In 1952, the year Ritt was blacklisted, Burton, the twenty-six-year-old Welsh prodigy with the golden tongue, was launching himself on his Hollywood career. It is no coincidence that several members of the cast of The Spy Who Came in from the Cold - Claire Bloom and Sam Wanamaker for two - had also been blacklisted. Mention anyone’s name from that period and Ritt’s immediate question was: ‘Where was he when we needed him?’ He meant: did he or she speak up for us, betray us, or keep the coward’s silence? And it would not surprise me if, always in the back of Ritt’s mind, or the front of it, the same persistent question hung over his relationship with Burton.
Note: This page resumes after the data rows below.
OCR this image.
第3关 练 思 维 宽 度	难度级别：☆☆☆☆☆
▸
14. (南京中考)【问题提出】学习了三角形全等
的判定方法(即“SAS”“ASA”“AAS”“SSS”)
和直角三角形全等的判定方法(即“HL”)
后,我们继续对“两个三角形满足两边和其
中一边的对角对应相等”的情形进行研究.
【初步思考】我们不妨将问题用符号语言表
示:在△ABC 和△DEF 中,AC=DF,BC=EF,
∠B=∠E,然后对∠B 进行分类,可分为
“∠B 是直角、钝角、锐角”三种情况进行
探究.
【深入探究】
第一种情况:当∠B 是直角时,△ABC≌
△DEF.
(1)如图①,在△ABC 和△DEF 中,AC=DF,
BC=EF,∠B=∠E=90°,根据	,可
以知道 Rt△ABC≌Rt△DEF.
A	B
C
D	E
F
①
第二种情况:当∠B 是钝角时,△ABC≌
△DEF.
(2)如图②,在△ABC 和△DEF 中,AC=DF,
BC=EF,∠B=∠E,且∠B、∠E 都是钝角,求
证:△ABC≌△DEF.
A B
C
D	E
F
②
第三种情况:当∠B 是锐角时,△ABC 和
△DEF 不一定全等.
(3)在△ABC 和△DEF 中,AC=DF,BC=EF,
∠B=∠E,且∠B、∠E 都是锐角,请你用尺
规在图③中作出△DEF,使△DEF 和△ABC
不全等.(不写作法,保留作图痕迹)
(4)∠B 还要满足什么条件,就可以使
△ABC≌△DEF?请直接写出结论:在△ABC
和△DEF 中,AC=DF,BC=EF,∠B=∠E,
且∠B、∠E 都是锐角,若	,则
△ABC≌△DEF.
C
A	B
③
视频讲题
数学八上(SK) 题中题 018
We are in a windswept beach house in Scheveningen, on the Dutch coast. It’s the last day of shooting The Spy Who Came in from the Cold. It’s a tight indoor set. Leamas is negotiating his own destruction by agreeing to cross into East Germany and betray precious secrets to his country’s enemies. I am hovering somewhere behind Oswald Morris and Martin Ritt, doing my best not to get in the way. The tension between Burton and Ritt is palpable. Ritt’s commands are terse and monosyllabic. Burton barely responds. As always in close scenes like these, film actors speak so quietly and casually that they seem to the uninitiated to be rehearsing rather than acting. So it comes as a surprise to me when Ritt says ‘wrap’ and the scene is over.

But it isn’t over. An expectant silence settles, as if everyone but me knows what’s about to happen. Then Ritt, who after all is a substantial actor in his own right and knows a thing or two about timing, delivers the speech I believe he has been saving up for this moment:

‘Richard, I’ve had the last good lay in an old whore, and it had to be in front of the mirror.’

True? Fair?

Not true, not by a long way, and not at all fair. Richard Burton was a literate, serious artist, a self-educated polymath with appetites and flaws that in one way or another we all share. If he was the prisoner of his own weaknesses, the dash of rectifying Welsh puritanism in him was not a hundred miles from Ritt’s. He was irreverent, mischievous, generous-hearted but necessarily manipulative. For the very celebrated, being manipulative goes with the territory. I never knew him in his quieter hours, but wish I had. He was a superb Alec Leamas, and in a different year his performance might have earned him the Oscar that eluded him all his life. The film was grim and black-and-white. That wasn’t what we were wearing in 1965.

If either the director or his actor had been less, then perhaps the film also would have been less. I suppose at the time, I felt more protective of the podgy, stalwart and embittered Ritt than of the flamboyant and unpredictable Burton. A director carries the whole burden of the film on his back, and that has to include the idiosyncrasies of his star. Sometimes I had the feeling that Burton was going out of his way to belittle Ritt, but in the end I guess they were pretty evenly matched. And Ritt surely had the last word. He was a brilliant and impassioned director whose righteous anger could never be stilled.